When the peas have finished cropping the nitrogen rich pea haulm (stalks and leaves) are simply spread on the surface where they help to reduce weeds and will breakdown over the winter and be almost completely gone by the following spring. This approach encourages worm activity who draw down the organic matter into the soil.

So could the same approach work with corn stalks? The answer is yes very much so, but being much tougher you need to shred them first.

Just before the corn is cut down I usually do a quick hand weed to remove any weeds, but this year due to the wet weather, grass weeds have proliferated with annual meadow and smooth stalked meadow grass looking very healthy but not yet seeding. 

Shredding the Stalks

Removing their fibrous roots usually means removing lots of soil with them so instead, and for speed, I spot treated the weeds at the base of the corn plants with glyphosate instead to ensure they are dead, as even a little piece of grass left will carry on growing and seeding throughout the winter.

The next job is one of my favourites – shredding the corn stalks! An ordinary electric shredder is perfect for the job and makes short work of reducing the large stalks to buckets of valuable mulch composed of a mix of corn pith from the stalks and leaf material, I then simply spread onto the area where the corn has grown to a depth of around 50mm.

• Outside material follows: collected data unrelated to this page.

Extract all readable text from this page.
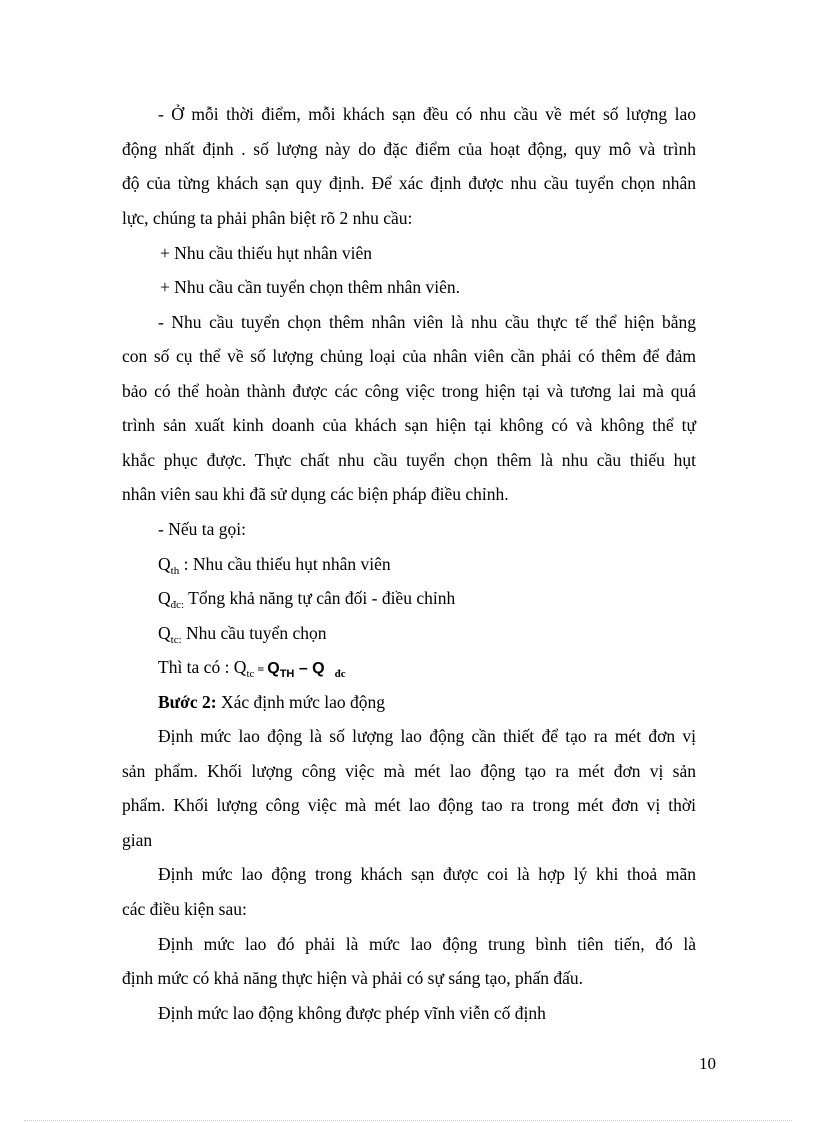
- Ở mỗi thời điểm, mỗi khách sạn đều có nhu cầu về mét số lượng lao
động nhất định . số lượng này do đặc điểm của hoạt động, quy mô và trình
độ của từng khách sạn quy định. Để xác định được nhu cầu tuyển chọn nhân
lực, chúng ta phải phân biệt rõ 2 nhu cầu:
+ Nhu cầu thiếu hụt nhân viên
+ Nhu cầu cần tuyển chọn thêm nhân viên.
- Nhu cầu tuyển chọn thêm nhân viên là nhu cầu thực tế thể hiện bằng
con số cụ thể về số lượng chủng loại của nhân viên cần phải có thêm để đảm
bảo có thể hoàn thành được các công việc trong hiện tại và tương lai mà quá
trình sản xuất kinh doanh của khách sạn hiện tại không có và không thể tự
khắc phục được. Thực chất nhu cầu tuyển chọn thêm là nhu cầu thiếu hụt
nhân viên sau khi đã sử dụng các biện pháp điều chỉnh.
- Nếu ta gọi:
$Q_{th}$ : Nhu cầu thiếu hụt nhân viên
$Q_{đc:}$ Tổng khả năng tự cân đối - điều chỉnh
$Q_{tc:}$ Nhu cầu tuyển chọn
Thì ta có : $Q_{tc} = Q_{TH} - Q$ $_{đc}$
Bước 2: Xác định mức lao động
Định mức lao động là số lượng lao động cần thiết để tạo ra mét đơn vị
sản phẩm. Khối lượng công việc mà mét lao động tạo ra mét đơn vị sản
phẩm. Khối lượng công việc mà mét lao động tao ra trong mét đơn vị thời
gian
Định mức lao động trong khách sạn được coi là hợp lý khi thoả mãn
các điều kiện sau:
Định mức lao đó phải là mức lao động trung bình tiên tiến, đó là
định mức có khả năng thực hiện và phải có sự sáng tạo, phấn đấu.
Định mức lao động không được phép vĩnh viễn cố định
10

Over the wintertime, this mulch will completely eliminate any further germination and growth of annual weeds and will breakdown naturally and be fully incorporated into the soil by worm activity by next April. Combined with the decomposition of the fibrous corn roots you will find that contrary to damaging the soil, growing sweetcorn and immediately mulching with the shredded stalks will give you the most fantastic, easily worked soil in your garden that is perfect for next year’s crops.